Andei sozinha à noite pelas ruas, passei por becos estranhos, vi inferninhos londrinos, em busca do bar-livraria mais incrível onde já estive. Lá, depois de dois Hemingway Daiquiri dancei uma rumba dos anos 30 com um dj que se veste com roupas dessa época no dia a dia. Batemos um belo papo, vi livros incríveis nesse lugar. Vi pessoas vestidas no mais belo figurino vintage, felizes por estarem ali, ouvindo aquela música, bebendo aqueles drinks.

Nos dias frios de Londres me sentei nos parques nos dias de sol para me aquecer e sentir a vida pulsar. Andei por Camdem Town, Portobello, Brick Lane. Vi gente, muita gente. Fui vista.

Quando viajamos sozinhas, temos tempo de parar e olhar o horizonte. Parar e olhar o outro, e nos reconhecermos nele. Uma viagem solitária é a mais perfeita metáfora para a vida: estamos aqui como viajantes, começamos e terminamos a jornada absolutamente sós, não temos que depender da companhia de ninguém.

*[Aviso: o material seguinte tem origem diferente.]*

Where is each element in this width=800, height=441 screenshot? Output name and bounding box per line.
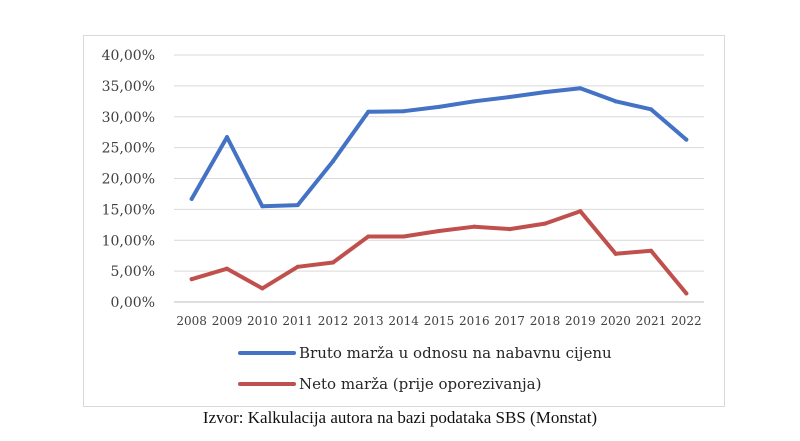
x-tick-label: 2011 bbox=[282, 314, 313, 328]
y-tick-label: 40,00% bbox=[102, 48, 155, 64]
data-point bbox=[331, 159, 335, 164]
x-tick-label: 2013 bbox=[353, 314, 384, 328]
x-tick-label: 2012 bbox=[318, 314, 349, 328]
y-tick-label: 30,00% bbox=[102, 110, 155, 126]
y-tick-label: 0,00% bbox=[111, 295, 155, 311]
y-tick-label: 5,00% bbox=[111, 264, 155, 280]
legend-label: Neto marža (prije oporezivanja) bbox=[299, 375, 541, 393]
data-point bbox=[649, 107, 653, 112]
data-point bbox=[684, 291, 689, 296]
data-point bbox=[578, 86, 583, 91]
data-point bbox=[543, 221, 547, 226]
data-point bbox=[366, 234, 371, 239]
data-point bbox=[649, 248, 653, 253]
legend: Bruto marža u odnosu na nabavnu cijenu Ne… bbox=[238, 344, 612, 393]
chart-frame: 0,00% 5,00% 10,00% 15,00% 20,00% 25,00% 30,00%… bbox=[83, 35, 725, 407]
data-point bbox=[331, 260, 335, 265]
x-tick-label: 2015 bbox=[424, 314, 455, 328]
data-point bbox=[225, 266, 229, 271]
data-point bbox=[295, 203, 300, 208]
y-tick-label: 25,00% bbox=[102, 141, 155, 157]
line-chart: 0,00% 5,00% 10,00% 15,00% 20,00% 25,00% 30,00%… bbox=[102, 48, 704, 393]
data-point bbox=[613, 251, 618, 256]
data-point bbox=[295, 264, 300, 269]
series-line-2 bbox=[189, 209, 689, 296]
data-point bbox=[578, 209, 583, 214]
x-tick-label: 2022 bbox=[671, 314, 702, 328]
source-caption: Izvor: Kalkulacija autora na bazi podata… bbox=[202, 408, 598, 427]
data-point bbox=[366, 109, 371, 114]
x-tick-label: 2008 bbox=[176, 314, 207, 328]
x-axis-tick-labels: 2008 2009 2010 2011 2012 2013 2014 2015 2016 2017… bbox=[176, 314, 701, 328]
data-point bbox=[437, 104, 441, 109]
x-tick-label: 2014 bbox=[388, 314, 419, 328]
data-point bbox=[189, 277, 194, 282]
x-tick-label: 2019 bbox=[565, 314, 596, 328]
data-point bbox=[260, 204, 265, 209]
data-point bbox=[260, 286, 265, 291]
data-point bbox=[507, 227, 512, 232]
x-tick-label: 2021 bbox=[636, 314, 667, 328]
data-point bbox=[401, 234, 406, 239]
data-point bbox=[543, 90, 547, 95]
x-tick-label: 2020 bbox=[600, 314, 631, 328]
data-point bbox=[225, 135, 229, 140]
data-point bbox=[472, 224, 477, 229]
legend-label: Bruto marža u odnosu na nabavnu cijenu bbox=[299, 344, 612, 362]
y-axis-tick-labels: 0,00% 5,00% 10,00% 15,00% 20,00% 25,00% 30,00%… bbox=[102, 48, 155, 311]
data-point bbox=[507, 94, 512, 99]
data-point bbox=[437, 228, 441, 233]
y-tick-label: 10,00% bbox=[102, 233, 155, 249]
data-point bbox=[472, 99, 477, 104]
x-tick-label: 2009 bbox=[212, 314, 243, 328]
x-tick-label: 2018 bbox=[530, 314, 561, 328]
y-tick-label: 15,00% bbox=[102, 202, 155, 218]
y-tick-label: 35,00% bbox=[102, 79, 155, 95]
x-tick-label: 2016 bbox=[459, 314, 490, 328]
gridlines bbox=[174, 54, 704, 303]
x-tick-label: 2010 bbox=[247, 314, 278, 328]
series-lines bbox=[189, 86, 689, 296]
data-point bbox=[613, 99, 618, 104]
data-point bbox=[401, 109, 406, 114]
data-point bbox=[189, 196, 194, 201]
x-tick-label: 2017 bbox=[494, 314, 525, 328]
data-point bbox=[684, 137, 689, 142]
y-tick-label: 20,00% bbox=[102, 172, 155, 188]
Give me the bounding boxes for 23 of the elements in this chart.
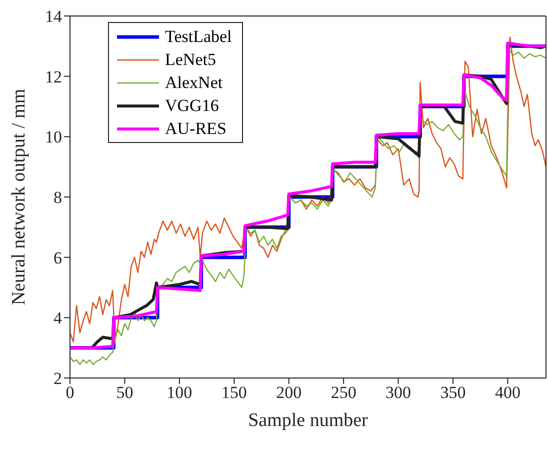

Os companheiros que andam por um tempo conosco, sejam anos ou dias, nos serão agradáveis porque estaremos bem com a nossa própria solidão. Eles estarão conosco enquanto quiserem ou puderem, porque na vida nada é definitivo. E a gente segue caminhando, viajando. Olhando o mundo e levando-o conosco, dentro, na memória, encontrando pessoas, vivendo.